Labour is the onset of regular contractions combined with the cervix (neck of the womb) opening. Preterm labour is when labour starts before 37 weeks gestation. Some women will go into labour for no apparent reason, some will have ruptured their membranes (see below) or may have infection. Some will have a weak cervix and some will have twins or triplets (see twins & more). Of course some women will be delivered early, either by Caesarean section of induction of labour, because there are problems with the pregnancy and it is safest to end the pregnancy sooner rather than later. About 5 – 10% of women will have their babies early, for one reason or another.
The reason we are concerned about preterm delivery is because of the risk to the baby of being born early.
In general, the earlier you are born, the greater risk of early death or handicap (figure1). Early deliveries account for about 75% of all perinatal deaths (around the time of childbirth). If you have abdominal pain or believe you are contracting, even if you are not due, you should seek medical assistance
Early detection and effective management of preterm labour is essential in trying to reduce the incidence and complications associated with preterm birth, which is the leading cause of infant morbidity and mortality and accounts for 35% of all healthcare spending on infants.

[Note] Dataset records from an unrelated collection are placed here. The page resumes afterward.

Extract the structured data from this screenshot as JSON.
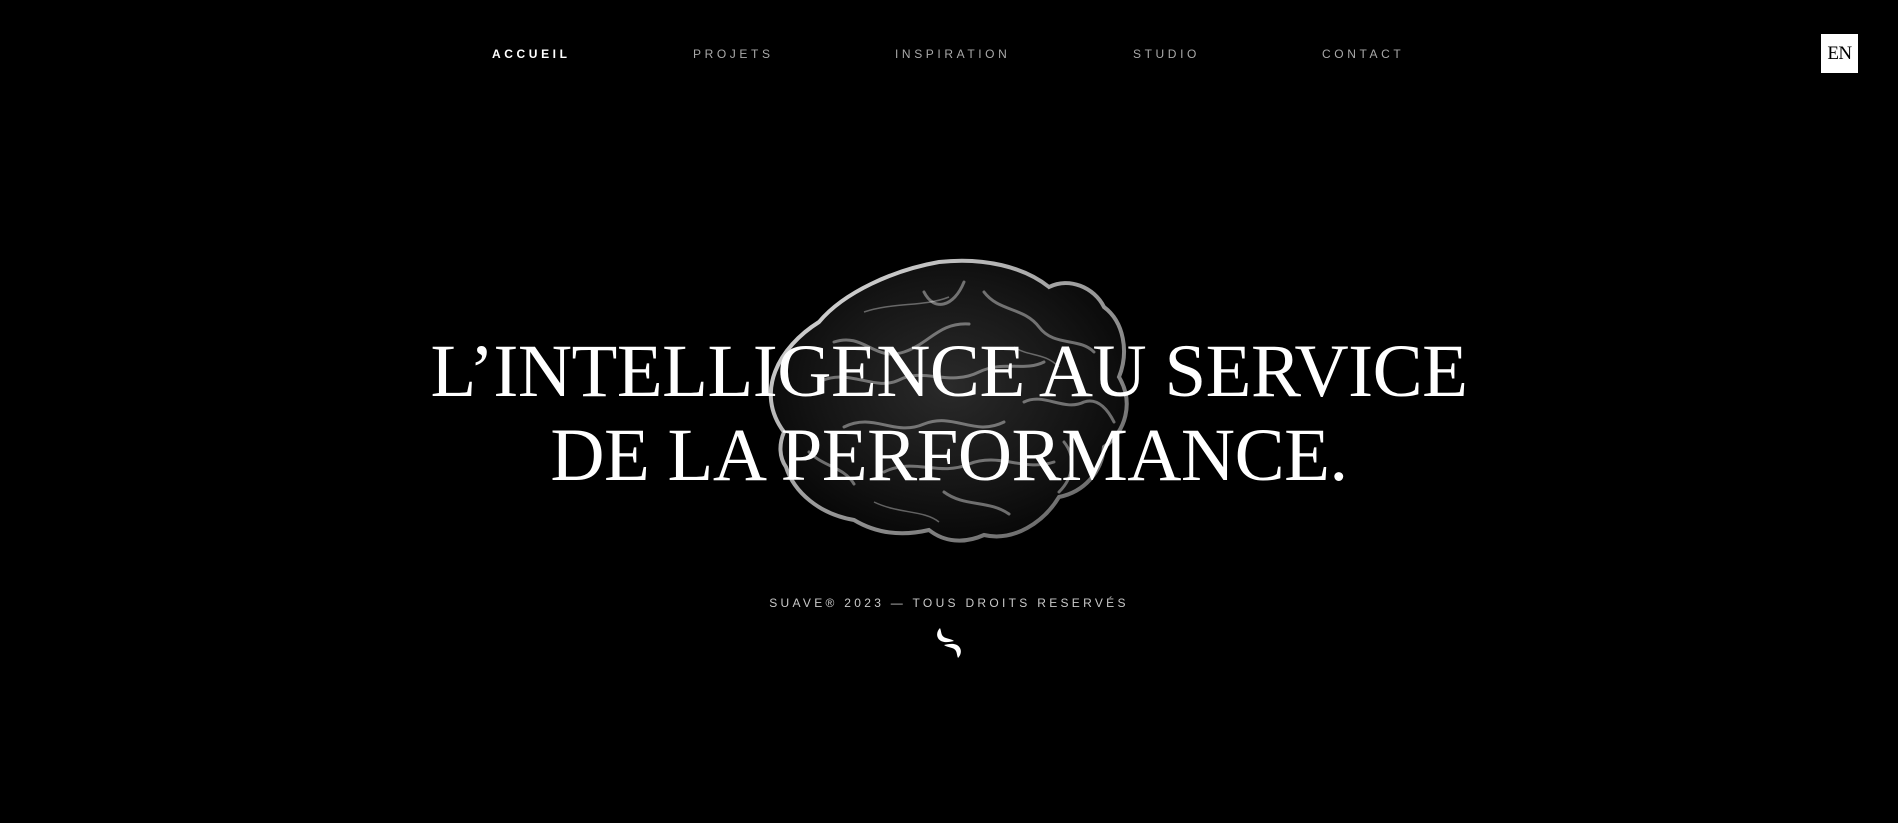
{
  "nav": {
    "items": [
      {
        "label": "ACCUEIL",
        "active": true
      },
      {
        "label": "PROJETS",
        "active": false
      },
      {
        "label": "INSPIRATION",
        "active": false
      },
      {
        "label": "STUDIO",
        "active": false
      },
      {
        "label": "CONTACT",
        "active": false
      }
    ]
  },
  "language_toggle": {
    "label": "EN"
  },
  "hero": {
    "headline_line1": "L’INTELLIGENCE AU SERVICE",
    "headline_line2": "DE LA PERFORMANCE.",
    "background_image": "brain-icon"
  },
  "footer": {
    "copyright": "SUAVE® 2023 — TOUS DROITS RESERVÉS",
    "logo_icon": "suave-logo-icon"
  },
  "colors": {
    "background": "#000000",
    "text": "#ffffff",
    "nav_inactive": "#a9a9a9",
    "lang_button_bg": "#ffffff",
    "lang_button_text": "#000000"
  }
}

Widespread treatment of women with signs and symptoms of preterm labour has failed to stop the increase in the prevalence of preterm births. In the United States 9.4% of births were preterm in 1981; that number increased to 11% in 1993. The aim of using tocolytic drugs and rest are to try and prolong pregnancy to term or long enough for substantial increases in gestational age and infant birth weight or, at a minimum, to prolong gestation while an effective regimen of corticosteroids can be administered to enhance fetal lung development. The value of these medications is tempered by uncertainty as to whether pregnancy prolongation will improve infant outcomes. Biomarkers such as fetal fibronectin (fFN) and transvaginal ultrasound have been used as tests to predict preterm delivery risk.